After it does activate, the channel has to undergo inactivation. That is so important for the human heart because it needs to keep its periodicity, and the heart beating is based on that feature; the channel has to inactivate.”

Luis Cuello, Texas Tech University Health Sciences Center

For several years, scientists have examined a specific mutation (W434F) within the Shaker channel, a potassium channel developed from Drosophila melanogaster, a common species of fruit fly, to understand more about Kv channels in humans. The Shaker channel, like potassium channels in the human body, is made up of critical membrane proteins that play a crucial role in the normal functioning of the cell and potassium ion channel operations.

The Shaker channel was found some 50 years ago in the United States and became widely available, particularly to those investigating potassium channels, because it was the only channel available. When a mutation on the channel was discovered—W434F—it was commonly thought to represent the C-type inactivated state of a potassium channel. Cuello stated that his team has demonstrated that this is not the case.

In this paper, we prove that the normal channel that inactivates has a structure and a conformation which is different from that of the mutant.”

Luis Cuello, Texas Tech University Health Sciences Center

Cuello says, “Thanks to our work, we said, ‘Hey, be cautious because that mutant channel is a very different conformation, or you might have a different structure which doesn't have anything to do with the real channel in the heart or in the human body.’ This is important because if you want to design a drug based on this assumption that the normal channel looks like the mutant channel, that's going to be incorrect because it seems to be that in the inactive state, the structure of the W434F is different based on our experimental result.”

The mutant channel was chosen because it produced a channel that does not pass ions. According to some investigations, the mutant does not really conduct ions because it is inactivated like typical potassium channels in the human body, according to Cuello.

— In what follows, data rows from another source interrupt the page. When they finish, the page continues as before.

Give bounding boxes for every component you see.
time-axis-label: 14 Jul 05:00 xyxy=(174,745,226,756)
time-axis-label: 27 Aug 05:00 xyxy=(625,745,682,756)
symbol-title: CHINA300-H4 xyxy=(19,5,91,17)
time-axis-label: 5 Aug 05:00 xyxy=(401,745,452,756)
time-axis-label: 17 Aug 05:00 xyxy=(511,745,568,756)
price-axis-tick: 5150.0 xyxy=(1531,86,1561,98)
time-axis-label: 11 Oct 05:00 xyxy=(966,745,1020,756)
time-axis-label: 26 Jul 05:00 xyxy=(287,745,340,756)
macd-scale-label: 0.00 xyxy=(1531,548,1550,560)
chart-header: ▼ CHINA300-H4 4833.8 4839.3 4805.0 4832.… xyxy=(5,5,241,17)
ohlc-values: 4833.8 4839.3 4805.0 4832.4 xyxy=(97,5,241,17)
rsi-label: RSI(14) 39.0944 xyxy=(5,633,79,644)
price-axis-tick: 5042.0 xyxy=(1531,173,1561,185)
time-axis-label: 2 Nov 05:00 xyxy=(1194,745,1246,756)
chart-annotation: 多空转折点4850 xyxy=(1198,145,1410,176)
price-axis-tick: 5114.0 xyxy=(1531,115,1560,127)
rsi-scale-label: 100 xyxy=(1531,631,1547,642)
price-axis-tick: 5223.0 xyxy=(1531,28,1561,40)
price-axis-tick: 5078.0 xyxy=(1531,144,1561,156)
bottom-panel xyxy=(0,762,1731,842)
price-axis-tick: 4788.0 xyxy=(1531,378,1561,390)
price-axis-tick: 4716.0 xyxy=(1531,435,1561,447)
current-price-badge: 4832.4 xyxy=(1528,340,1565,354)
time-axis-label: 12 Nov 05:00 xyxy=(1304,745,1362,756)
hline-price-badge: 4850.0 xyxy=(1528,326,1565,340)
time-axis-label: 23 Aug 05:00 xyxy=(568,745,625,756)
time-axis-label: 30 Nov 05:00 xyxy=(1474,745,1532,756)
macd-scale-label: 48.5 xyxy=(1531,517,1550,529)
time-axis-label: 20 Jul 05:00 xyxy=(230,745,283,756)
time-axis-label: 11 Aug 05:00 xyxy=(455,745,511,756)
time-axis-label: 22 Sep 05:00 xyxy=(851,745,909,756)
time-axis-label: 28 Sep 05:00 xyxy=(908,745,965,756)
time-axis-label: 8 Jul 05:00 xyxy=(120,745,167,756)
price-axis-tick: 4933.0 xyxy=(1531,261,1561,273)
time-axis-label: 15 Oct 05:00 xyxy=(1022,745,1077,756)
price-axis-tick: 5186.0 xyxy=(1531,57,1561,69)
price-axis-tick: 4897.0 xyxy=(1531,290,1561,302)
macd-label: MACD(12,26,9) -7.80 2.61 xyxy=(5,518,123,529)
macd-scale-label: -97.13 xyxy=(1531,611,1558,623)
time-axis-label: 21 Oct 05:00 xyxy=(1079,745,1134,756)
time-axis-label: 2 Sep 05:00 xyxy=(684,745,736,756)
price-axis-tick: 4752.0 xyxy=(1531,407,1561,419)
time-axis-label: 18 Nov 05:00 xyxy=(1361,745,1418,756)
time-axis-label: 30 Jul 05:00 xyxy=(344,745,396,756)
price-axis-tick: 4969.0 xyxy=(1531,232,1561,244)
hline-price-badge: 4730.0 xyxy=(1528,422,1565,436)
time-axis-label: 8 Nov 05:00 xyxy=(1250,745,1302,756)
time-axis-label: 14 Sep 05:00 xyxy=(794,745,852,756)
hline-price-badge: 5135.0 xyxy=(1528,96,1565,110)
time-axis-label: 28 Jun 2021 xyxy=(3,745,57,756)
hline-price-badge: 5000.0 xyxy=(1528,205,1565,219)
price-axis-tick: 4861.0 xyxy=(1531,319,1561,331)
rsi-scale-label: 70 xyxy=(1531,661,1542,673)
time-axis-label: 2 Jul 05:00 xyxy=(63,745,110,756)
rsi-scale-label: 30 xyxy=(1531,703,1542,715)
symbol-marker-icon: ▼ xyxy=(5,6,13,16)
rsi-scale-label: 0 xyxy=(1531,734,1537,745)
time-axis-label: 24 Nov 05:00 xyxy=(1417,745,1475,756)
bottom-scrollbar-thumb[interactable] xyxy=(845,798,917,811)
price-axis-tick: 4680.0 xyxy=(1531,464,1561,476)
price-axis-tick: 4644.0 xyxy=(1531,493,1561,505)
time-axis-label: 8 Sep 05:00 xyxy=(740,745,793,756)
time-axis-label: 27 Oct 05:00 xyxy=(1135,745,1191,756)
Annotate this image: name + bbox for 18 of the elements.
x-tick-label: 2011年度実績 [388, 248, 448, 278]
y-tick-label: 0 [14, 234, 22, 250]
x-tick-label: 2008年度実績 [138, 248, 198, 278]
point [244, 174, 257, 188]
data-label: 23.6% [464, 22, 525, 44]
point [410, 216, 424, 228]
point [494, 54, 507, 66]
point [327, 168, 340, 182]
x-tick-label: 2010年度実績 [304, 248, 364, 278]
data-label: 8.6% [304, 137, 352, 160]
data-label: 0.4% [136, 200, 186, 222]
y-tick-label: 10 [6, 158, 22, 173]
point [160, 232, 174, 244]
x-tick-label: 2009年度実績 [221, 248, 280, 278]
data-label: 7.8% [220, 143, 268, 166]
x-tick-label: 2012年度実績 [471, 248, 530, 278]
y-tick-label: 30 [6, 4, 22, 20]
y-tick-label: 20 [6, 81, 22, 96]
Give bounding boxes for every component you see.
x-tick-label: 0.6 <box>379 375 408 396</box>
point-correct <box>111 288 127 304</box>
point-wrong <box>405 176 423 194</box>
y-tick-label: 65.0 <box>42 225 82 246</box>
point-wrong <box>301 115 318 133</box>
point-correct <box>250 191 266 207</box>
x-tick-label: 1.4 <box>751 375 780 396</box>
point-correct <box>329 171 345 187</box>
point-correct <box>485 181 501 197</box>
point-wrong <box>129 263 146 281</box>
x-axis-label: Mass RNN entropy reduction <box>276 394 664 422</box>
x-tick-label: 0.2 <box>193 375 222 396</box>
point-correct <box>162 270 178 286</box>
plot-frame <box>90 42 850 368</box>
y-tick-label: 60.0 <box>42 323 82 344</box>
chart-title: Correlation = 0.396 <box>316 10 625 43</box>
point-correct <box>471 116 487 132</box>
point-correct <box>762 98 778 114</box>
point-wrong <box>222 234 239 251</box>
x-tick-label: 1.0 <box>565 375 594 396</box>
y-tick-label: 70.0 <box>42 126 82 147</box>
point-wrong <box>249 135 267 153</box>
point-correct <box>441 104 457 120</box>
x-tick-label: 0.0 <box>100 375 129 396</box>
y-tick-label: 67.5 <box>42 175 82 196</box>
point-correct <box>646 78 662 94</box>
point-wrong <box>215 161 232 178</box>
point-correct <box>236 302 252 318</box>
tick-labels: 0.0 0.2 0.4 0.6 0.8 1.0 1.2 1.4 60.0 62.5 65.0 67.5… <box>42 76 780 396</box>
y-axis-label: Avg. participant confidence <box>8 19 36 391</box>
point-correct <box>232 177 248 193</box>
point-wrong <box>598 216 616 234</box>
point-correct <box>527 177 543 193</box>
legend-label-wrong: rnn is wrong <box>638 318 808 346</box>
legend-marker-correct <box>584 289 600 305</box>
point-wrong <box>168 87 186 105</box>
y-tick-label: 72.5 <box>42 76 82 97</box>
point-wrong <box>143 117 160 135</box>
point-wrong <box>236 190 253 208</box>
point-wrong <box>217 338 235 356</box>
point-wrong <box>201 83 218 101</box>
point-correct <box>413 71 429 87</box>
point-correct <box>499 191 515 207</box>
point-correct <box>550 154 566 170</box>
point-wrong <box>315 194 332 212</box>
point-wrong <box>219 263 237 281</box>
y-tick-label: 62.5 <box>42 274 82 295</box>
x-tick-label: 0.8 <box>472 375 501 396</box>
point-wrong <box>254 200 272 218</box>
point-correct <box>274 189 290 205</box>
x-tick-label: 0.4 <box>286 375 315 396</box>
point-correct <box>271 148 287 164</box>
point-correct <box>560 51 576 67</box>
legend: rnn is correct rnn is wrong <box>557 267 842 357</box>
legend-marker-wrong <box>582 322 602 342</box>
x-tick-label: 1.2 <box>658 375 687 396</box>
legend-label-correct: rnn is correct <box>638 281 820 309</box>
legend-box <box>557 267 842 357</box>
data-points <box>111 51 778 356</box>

The results of the experimental studies performed by his team, however, strongly imply that the mutant channel is confined in a deep inactivated and non-physiologically relevant conformation. The Shaker channel has long been thought of as a structural surrogate to investigate all the channels because the human potassium channels are quite similar to the mutant.

Cuello details, “That particular mutant (W434F) is not a good comparison to the C-type inactivated human channel that we have in the body, so we have to be cautious with it.”

It was also assumed that the channel lacked potassium or sodium selectivity, but Cuello said his team’s findings demonstrated otherwise.

The channel still remains potassium selective; the only thing that it doesn't do is conduct potassium. That’s important when you want to design new drugs because that provides you information about which part of the protein you must tap to tackle it as a therapeutic target. In this case, we are calling attention to our work and saying, ‘Hey, do not establish a structural parallel between the mutant inactivated channel and the inactivation state of a normal channel in the human body.’ Be aware there is no structural equivalent, and that’s extremely important.”

Luis Cuello, Texas Tech University Health Sciences Center

Cuello’s laboratory is shifting its focus away from the fruit fly K⁺ channel and toward three isoforms of human K⁺ channels as the research advances. Two of the channels they are studying are found in the immune system, and one is found in the brain.

Cuello concludes, “We want to study what happens when these channels inactivate. How is that process here, and how we can design specific drugs to tackle a specific state of the channel? Do we need to target the channel when it is in the closed state, or do we need to tackle the channel when it's in the open state? We need to start studying the human isoform of all the potassium channels if we want to design specific drugs for specific diseases.”